Remember the look in Brad Pitt's eyes in the classic, "Meet Joe Black". It definitely depicts a man with no soul--or a soul with no man! Either way, we all soon realize that he is the personification of "Death" on a holiday .
Well, this past week, "Death" was on no holiday. He was in Oklahoma. And he stole from us two of our most beloved citizens--Mr.Rodeo, Clem McSpadden ,and Mr. Yankee--Bobby Murcer.

Rodeo fans the world over know who Clem McSpadden is. He's the guy who paid a young unknown $10 to sing the national anthem during the run of the National Finals Rodeo when she was a college student at Southeastern State College and the National Finals were still held in Oklahoma City.
That gig set her on the road to superstardom. Yesterday, she returned to sing the National Anthem one last time for Clem--at his funeral. Later, she, her sister, and two nieces closed the solemn occasion with a salute to Clem's first love--Oklahoma--singing a medley of Oklahoma-themed tunes, including "Those Oklahoma Hills Where I Was Born."
As they concluded, McSpadden's widow took the stage with them, handing the superstar another $10 for her efforts. That redhead is none other than Reba McEntire, a friend of the McSpadden family since the days when her father was a world champion calf roper.

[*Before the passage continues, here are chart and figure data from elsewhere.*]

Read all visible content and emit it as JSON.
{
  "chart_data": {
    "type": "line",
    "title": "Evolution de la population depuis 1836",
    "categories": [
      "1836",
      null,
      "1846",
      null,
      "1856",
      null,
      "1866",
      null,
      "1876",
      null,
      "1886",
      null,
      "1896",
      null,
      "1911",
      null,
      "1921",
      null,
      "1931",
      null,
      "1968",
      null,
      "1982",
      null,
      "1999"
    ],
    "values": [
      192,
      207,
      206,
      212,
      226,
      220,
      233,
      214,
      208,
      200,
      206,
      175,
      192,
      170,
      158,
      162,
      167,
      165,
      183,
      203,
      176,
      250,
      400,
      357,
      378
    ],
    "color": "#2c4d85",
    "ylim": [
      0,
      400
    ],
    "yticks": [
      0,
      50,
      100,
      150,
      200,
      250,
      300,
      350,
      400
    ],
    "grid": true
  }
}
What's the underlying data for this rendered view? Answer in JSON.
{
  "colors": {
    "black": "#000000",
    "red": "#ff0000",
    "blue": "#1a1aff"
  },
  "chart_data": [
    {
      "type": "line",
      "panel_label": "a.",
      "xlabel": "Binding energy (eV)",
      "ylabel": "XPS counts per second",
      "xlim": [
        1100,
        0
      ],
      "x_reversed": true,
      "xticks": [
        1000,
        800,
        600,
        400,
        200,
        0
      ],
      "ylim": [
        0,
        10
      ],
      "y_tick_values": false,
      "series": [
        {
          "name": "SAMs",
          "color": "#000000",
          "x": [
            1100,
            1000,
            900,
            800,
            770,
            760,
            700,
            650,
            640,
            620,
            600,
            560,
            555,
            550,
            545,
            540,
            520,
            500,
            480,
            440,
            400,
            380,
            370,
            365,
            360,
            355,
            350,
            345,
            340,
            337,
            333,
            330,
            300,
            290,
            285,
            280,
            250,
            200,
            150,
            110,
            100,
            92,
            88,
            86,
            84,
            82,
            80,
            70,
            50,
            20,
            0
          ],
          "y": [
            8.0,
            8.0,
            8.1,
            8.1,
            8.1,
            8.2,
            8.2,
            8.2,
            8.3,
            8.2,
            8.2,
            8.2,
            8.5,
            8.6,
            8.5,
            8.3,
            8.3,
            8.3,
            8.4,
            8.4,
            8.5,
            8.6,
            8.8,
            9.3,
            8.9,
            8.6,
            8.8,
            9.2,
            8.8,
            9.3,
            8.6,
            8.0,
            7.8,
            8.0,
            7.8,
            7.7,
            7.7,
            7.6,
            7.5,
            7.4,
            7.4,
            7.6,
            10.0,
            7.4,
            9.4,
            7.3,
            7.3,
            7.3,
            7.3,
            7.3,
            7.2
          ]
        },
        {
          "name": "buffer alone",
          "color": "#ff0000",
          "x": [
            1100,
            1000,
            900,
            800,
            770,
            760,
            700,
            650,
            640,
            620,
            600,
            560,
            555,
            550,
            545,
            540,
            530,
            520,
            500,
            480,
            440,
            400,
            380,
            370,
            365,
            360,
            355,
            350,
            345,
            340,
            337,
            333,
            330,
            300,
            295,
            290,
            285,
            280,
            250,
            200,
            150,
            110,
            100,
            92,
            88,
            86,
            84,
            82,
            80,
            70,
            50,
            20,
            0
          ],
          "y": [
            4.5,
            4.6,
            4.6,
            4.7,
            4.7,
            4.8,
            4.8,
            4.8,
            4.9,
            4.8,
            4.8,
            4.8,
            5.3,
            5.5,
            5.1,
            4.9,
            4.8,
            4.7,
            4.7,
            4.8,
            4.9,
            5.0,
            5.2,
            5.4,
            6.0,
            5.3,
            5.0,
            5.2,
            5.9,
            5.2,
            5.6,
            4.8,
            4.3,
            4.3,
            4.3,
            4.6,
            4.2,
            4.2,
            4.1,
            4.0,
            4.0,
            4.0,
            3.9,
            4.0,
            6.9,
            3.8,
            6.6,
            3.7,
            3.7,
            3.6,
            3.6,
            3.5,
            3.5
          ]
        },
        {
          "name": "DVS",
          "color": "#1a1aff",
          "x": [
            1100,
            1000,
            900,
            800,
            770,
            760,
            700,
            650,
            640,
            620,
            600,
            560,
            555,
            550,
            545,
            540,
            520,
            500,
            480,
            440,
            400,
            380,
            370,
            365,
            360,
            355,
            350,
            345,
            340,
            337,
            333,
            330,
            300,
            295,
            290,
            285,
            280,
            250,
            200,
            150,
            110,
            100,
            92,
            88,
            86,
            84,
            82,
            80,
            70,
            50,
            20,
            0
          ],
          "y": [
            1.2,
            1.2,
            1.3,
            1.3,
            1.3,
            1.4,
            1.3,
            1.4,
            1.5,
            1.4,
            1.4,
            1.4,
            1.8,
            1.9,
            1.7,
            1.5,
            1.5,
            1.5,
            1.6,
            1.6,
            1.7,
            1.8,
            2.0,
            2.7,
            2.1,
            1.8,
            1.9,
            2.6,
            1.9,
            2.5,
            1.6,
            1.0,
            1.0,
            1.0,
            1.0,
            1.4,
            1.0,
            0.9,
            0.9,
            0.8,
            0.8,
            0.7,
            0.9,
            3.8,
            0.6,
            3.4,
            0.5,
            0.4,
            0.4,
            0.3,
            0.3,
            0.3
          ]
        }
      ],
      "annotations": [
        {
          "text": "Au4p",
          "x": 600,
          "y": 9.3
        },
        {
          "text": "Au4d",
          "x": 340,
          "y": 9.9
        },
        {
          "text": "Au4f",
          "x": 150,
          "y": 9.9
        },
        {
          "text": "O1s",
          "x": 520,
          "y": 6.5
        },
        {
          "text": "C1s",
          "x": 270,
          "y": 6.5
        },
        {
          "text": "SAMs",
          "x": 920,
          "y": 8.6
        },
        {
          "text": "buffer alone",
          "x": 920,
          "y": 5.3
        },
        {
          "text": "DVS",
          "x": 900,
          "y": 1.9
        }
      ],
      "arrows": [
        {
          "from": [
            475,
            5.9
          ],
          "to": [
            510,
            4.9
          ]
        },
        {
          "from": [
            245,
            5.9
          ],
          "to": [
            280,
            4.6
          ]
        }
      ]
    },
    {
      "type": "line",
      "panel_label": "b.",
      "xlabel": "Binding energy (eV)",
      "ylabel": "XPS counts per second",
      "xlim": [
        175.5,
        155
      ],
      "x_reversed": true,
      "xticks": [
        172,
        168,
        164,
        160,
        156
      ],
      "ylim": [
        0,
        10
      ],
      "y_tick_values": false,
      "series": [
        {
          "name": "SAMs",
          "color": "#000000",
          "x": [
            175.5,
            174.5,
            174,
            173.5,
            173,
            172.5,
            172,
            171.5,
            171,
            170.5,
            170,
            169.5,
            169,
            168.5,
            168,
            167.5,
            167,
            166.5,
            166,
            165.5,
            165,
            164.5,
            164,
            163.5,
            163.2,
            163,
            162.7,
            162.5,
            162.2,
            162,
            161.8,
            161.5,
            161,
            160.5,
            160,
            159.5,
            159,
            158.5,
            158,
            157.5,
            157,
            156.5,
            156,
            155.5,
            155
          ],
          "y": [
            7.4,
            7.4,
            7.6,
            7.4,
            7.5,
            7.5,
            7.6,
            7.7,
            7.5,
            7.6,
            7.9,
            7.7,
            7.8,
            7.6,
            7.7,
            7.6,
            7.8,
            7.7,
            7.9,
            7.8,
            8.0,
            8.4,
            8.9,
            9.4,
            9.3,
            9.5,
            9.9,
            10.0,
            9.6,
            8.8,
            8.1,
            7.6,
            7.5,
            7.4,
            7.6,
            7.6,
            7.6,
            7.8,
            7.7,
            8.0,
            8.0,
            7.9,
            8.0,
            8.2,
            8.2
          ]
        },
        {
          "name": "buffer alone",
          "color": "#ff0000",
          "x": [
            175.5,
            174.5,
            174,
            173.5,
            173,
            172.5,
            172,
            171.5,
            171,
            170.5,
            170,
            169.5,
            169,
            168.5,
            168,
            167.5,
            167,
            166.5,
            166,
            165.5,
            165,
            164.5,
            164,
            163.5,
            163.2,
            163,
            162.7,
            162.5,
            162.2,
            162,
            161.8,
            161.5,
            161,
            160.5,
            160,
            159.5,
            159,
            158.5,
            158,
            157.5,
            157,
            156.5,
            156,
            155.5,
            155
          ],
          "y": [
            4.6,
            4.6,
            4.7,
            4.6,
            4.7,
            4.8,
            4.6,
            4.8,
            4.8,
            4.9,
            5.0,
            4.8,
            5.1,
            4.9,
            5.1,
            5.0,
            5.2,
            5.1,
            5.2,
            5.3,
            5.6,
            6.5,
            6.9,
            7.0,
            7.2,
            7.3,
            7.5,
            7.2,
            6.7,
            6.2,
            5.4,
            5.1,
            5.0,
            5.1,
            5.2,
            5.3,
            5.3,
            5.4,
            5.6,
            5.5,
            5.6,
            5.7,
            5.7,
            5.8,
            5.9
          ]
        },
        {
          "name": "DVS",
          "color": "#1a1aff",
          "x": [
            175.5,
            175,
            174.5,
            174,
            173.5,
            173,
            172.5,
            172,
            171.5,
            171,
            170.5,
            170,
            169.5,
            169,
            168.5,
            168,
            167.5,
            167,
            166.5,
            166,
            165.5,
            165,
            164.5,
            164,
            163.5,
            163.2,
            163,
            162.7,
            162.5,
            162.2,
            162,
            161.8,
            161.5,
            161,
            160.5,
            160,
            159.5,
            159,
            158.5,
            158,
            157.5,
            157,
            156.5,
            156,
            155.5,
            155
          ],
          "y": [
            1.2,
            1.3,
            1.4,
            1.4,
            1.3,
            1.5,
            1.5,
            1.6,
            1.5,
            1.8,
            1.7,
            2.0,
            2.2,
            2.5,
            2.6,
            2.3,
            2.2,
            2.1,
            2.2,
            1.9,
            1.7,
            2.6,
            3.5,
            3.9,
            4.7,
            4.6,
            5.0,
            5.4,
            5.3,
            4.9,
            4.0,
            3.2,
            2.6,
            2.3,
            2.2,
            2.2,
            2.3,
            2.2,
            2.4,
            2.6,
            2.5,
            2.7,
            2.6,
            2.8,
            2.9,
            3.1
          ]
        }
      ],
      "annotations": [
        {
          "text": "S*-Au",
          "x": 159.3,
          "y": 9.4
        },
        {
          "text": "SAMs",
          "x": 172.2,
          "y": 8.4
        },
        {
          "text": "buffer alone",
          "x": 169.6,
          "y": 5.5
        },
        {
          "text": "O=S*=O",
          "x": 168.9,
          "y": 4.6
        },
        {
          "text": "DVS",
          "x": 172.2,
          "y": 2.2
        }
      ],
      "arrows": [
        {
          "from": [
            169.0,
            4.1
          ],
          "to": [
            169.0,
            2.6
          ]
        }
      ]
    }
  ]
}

2500 people sat under three tents on Clem McSpadden's ranch at Bushyhead, Oklahoma, to listen to stories of McSpadden's life, including his famous Labor Day pasture roping contest. McSpadden had heard of such an event in Texas where the calf got a 100 foot head start. So McSpadden had his calves get a 101 foot head start when he inaugurated the event.
"I wanted Oklahoma to be better, so I made it one hundred and one," he said years ago with a big grin.
"That was Clem McSpadden. "He was an Oklahoman through and through, no matter where his boots carried him," as one writer stated. From the halls of the United States Congress to the wide-open country of Canada to announce the Calvary Stampede (the only U. S. citizen so honored) to the bluestem country of northeastern Oklahoma, the place he called home, McSpadden was the same.
He was a grand nephew of Will Rogers, among other things. In 1885, his gandparents, Tom and Sally McSpadden, a sister of Will Rogers, settled a little more than a mile away from the site of the Bushyhead Labor Day Pasture Roping. Clem was born in a house there on November 9, 1925. McSpadden died Monday at M.D. Anderson Cancer Center in Houston. He was 82.